Today, the Vermont Conservation Voters (VCV) Board of Directors announced its endorsement of Christine Hallquist for Governor, following a candidate interview and detailed review of Hallquist’s positions on VCV’s priority environmental issues.
Governor Phil Scott did not participate in VCV’s 2018 candidate interview process, despite being invited. However, his long record on environmental issues as an elected official served as a reliable comparison to Hallquist’s positions.
Hallquist’s platform acknowledges that Vermont’s economic prosperity is tied to its environmental health – from clean water to the climate economy to spurring rural economic development by building on our strengths, such as the recreation economy. She recognizes that to thrive, we need to invest in our assets, such as clean water, rather than taking the short-sighted approach of saving a few pennies now, which can delay progress and result in higher costs down the road.
Hallquist has made a clear commitment to clean water for all Vermonters, including supporting long-term funding for clean water of at least $25 million per year, as recommended by State Treasurer Beth Pearce. While Scott was able to piece together additional clean water funding over the past two years, much of it was through bonding, meaning we’ll need to pay it back with interest, passing costs on to future generations. He has not put forward a plan for a long-term sustainable investment in safe, clean water for all Vermonters, as required by law.
“Scott recently announced that he has a clean water plan that he won’t make public until after the election,” said Lauren Hierl, executive director of Vermont Conservation Voters. “This is unacceptable. Clean water funding runs out in the coming year, and we need to be working together, now, to develop a solution that will work for Vermont – there is no time to waste.”
In 2017-2018, Governor Scott threatened to veto, and vetoed, an unprecedented number of environmental bills. For example, Scott vetoed legislation that would have made it easier to protect children from toxic chemicals, and vetoed a bill that would have made corporate polluters pay for medical monitoring costs resulting from toxic contamination, rather than forcing victims or taxpayers to foot the bill. Hallquist has made clear that, if elected, she would sign both of these bills.
Hallquist has highlighted her commitment to meaningful progress on climate change, and is committed to helping Vermont reach the broadly supported commitment of 90% renewable energy by 2050. Governor Scott created the Climate Action Commission in 2017, but since then, has rejected numerous policy recommendations from his own hand-picked group. He has failed to put forth a proactive climate plan that would put us on track to meet our climate commitments, even as we see statewide climate pollution rising in recent years.

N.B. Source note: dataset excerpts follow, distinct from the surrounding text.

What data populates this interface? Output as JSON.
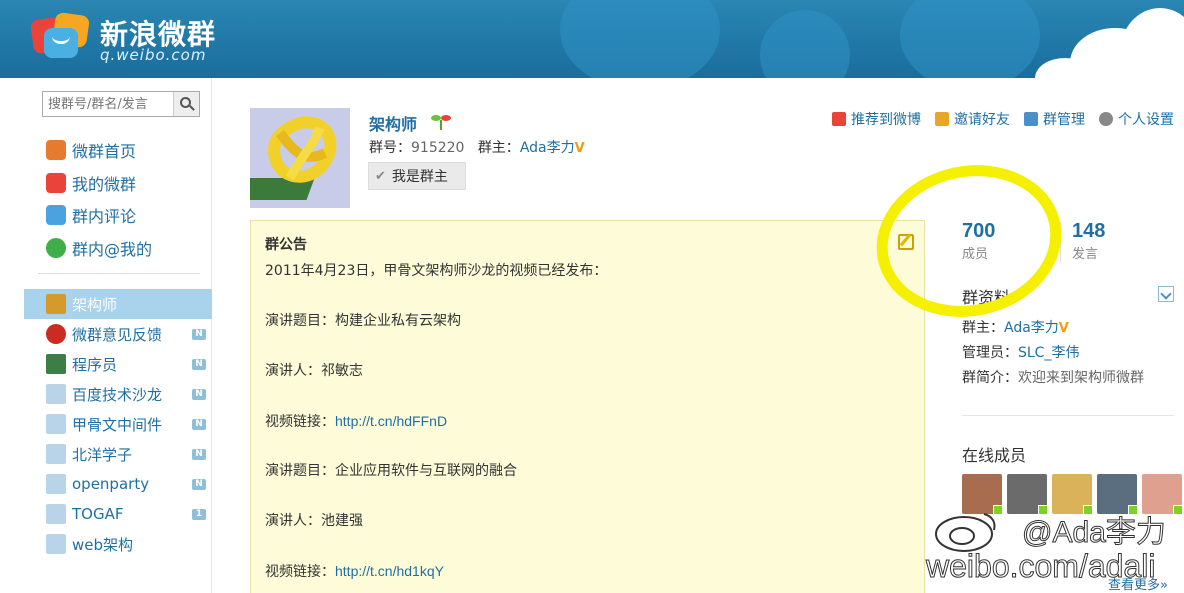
{
  "brand": {
    "name_cn": "新浪微群",
    "domain": "q.weibo.com"
  },
  "search": {
    "placeholder": "搜群号/群名/发言"
  },
  "nav": [
    {
      "label": "微群首页",
      "icon": "home-icon",
      "color": "#e57b2f"
    },
    {
      "label": "我的微群",
      "icon": "my-groups-icon",
      "color": "#e9433a"
    },
    {
      "label": "群内评论",
      "icon": "comment-icon",
      "color": "#4aa3df"
    },
    {
      "label": "群内@我的",
      "icon": "at-icon",
      "color": "#3fae49"
    }
  ],
  "groups": [
    {
      "label": "架构师",
      "active": true,
      "badge": "",
      "color": "#d49a2c"
    },
    {
      "label": "微群意见反馈",
      "active": false,
      "badge": "N",
      "color": "#cc2b22"
    },
    {
      "label": "程序员",
      "active": false,
      "badge": "N",
      "color": "#3d7d46"
    },
    {
      "label": "百度技术沙龙",
      "active": false,
      "badge": "N",
      "color": "#b9d4e8"
    },
    {
      "label": "甲骨文中间件",
      "active": false,
      "badge": "N",
      "color": "#b9d4e8"
    },
    {
      "label": "北洋学子",
      "active": false,
      "badge": "N",
      "color": "#b9d4e8"
    },
    {
      "label": "openparty",
      "active": false,
      "badge": "N",
      "color": "#b9d4e8"
    },
    {
      "label": "TOGAF",
      "active": false,
      "badge": "1",
      "color": "#b9d4e8"
    },
    {
      "label": "web架构",
      "active": false,
      "badge": "",
      "color": "#b9d4e8"
    }
  ],
  "group": {
    "name": "架构师",
    "id_label": "群号：",
    "id": "915220",
    "owner_label": "群主：",
    "owner": "Ada李力",
    "verified_mark": "V",
    "owner_button": "我是群主"
  },
  "actions": [
    {
      "label": "推荐到微博",
      "icon": "share-weibo-icon",
      "color": "#e9433a"
    },
    {
      "label": "邀请好友",
      "icon": "invite-friend-icon",
      "color": "#e8a629"
    },
    {
      "label": "群管理",
      "icon": "wrench-icon",
      "color": "#4a8fc9"
    },
    {
      "label": "个人设置",
      "icon": "gear-icon",
      "color": "#888888"
    }
  ],
  "notice": {
    "title": "群公告",
    "lines": [
      {
        "text": "2011年4月23日，甲骨文架构师沙龙的视频已经发布：",
        "link": ""
      },
      {
        "text": "",
        "link": ""
      },
      {
        "text": "演讲题目：构建企业私有云架构",
        "link": ""
      },
      {
        "text": "",
        "link": ""
      },
      {
        "text": "演讲人：祁敏志",
        "link": ""
      },
      {
        "text": "",
        "link": ""
      },
      {
        "text": "视频链接：",
        "link": "http://t.cn/hdFFnD"
      },
      {
        "text": "",
        "link": ""
      },
      {
        "text": "演讲题目：企业应用软件与互联网的融合",
        "link": ""
      },
      {
        "text": "",
        "link": ""
      },
      {
        "text": "演讲人：池建强",
        "link": ""
      },
      {
        "text": "",
        "link": ""
      },
      {
        "text": "视频链接：",
        "link": "http://t.cn/hd1kqY"
      }
    ]
  },
  "stats": {
    "members": "700",
    "members_label": "成员",
    "posts": "148",
    "posts_label": "发言"
  },
  "profile": {
    "title": "群资料",
    "owner_label": "群主：",
    "owner": "Ada李力",
    "admin_label": "管理员：",
    "admin": "SLC_李伟",
    "intro_label": "群简介：",
    "intro": "欢迎来到架构师微群"
  },
  "online": {
    "title": "在线成员",
    "members": [
      "#a86d4f",
      "#6b6b6b",
      "#d9b25a",
      "#5a6e80",
      "#e0a090"
    ]
  },
  "more_label": "查看更多»",
  "watermark": {
    "handle": "@Ada李力",
    "url": "weibo.com/adali"
  },
  "colors": {
    "link": "#1f6fa3",
    "highlight": "#f5f000",
    "header": "#1a6d9c"
  }
}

Scott has opposed even studying the pros and cons of economy-wide policies like cap and trade or carbon pricing to help Vermonters save money, become more energy independent, and transition off fossil fuels. Further, for the first time since the state started collecting the data, Vermont’s clean energy sector lost jobs. This is indicative of Scott administration policies that are making it harder to develop renewable energy.
“In contrast to Scott, Hallquist brings an understanding of the science and urgency of acting on climate change,” said Hierl. “She has made clear that she will actively explore which policies will work for Vermont to achieve our climate goals, while also growing our economy, and protecting the most vulnerable among us.”
“We need a leader who will support policies that help Vermont’s communities, families, and environment thrive – today, tomorrow and into the future – and that’s why Vermont Conservation Voters has endorsed Christine Hallquist for Governor,” added Hierl.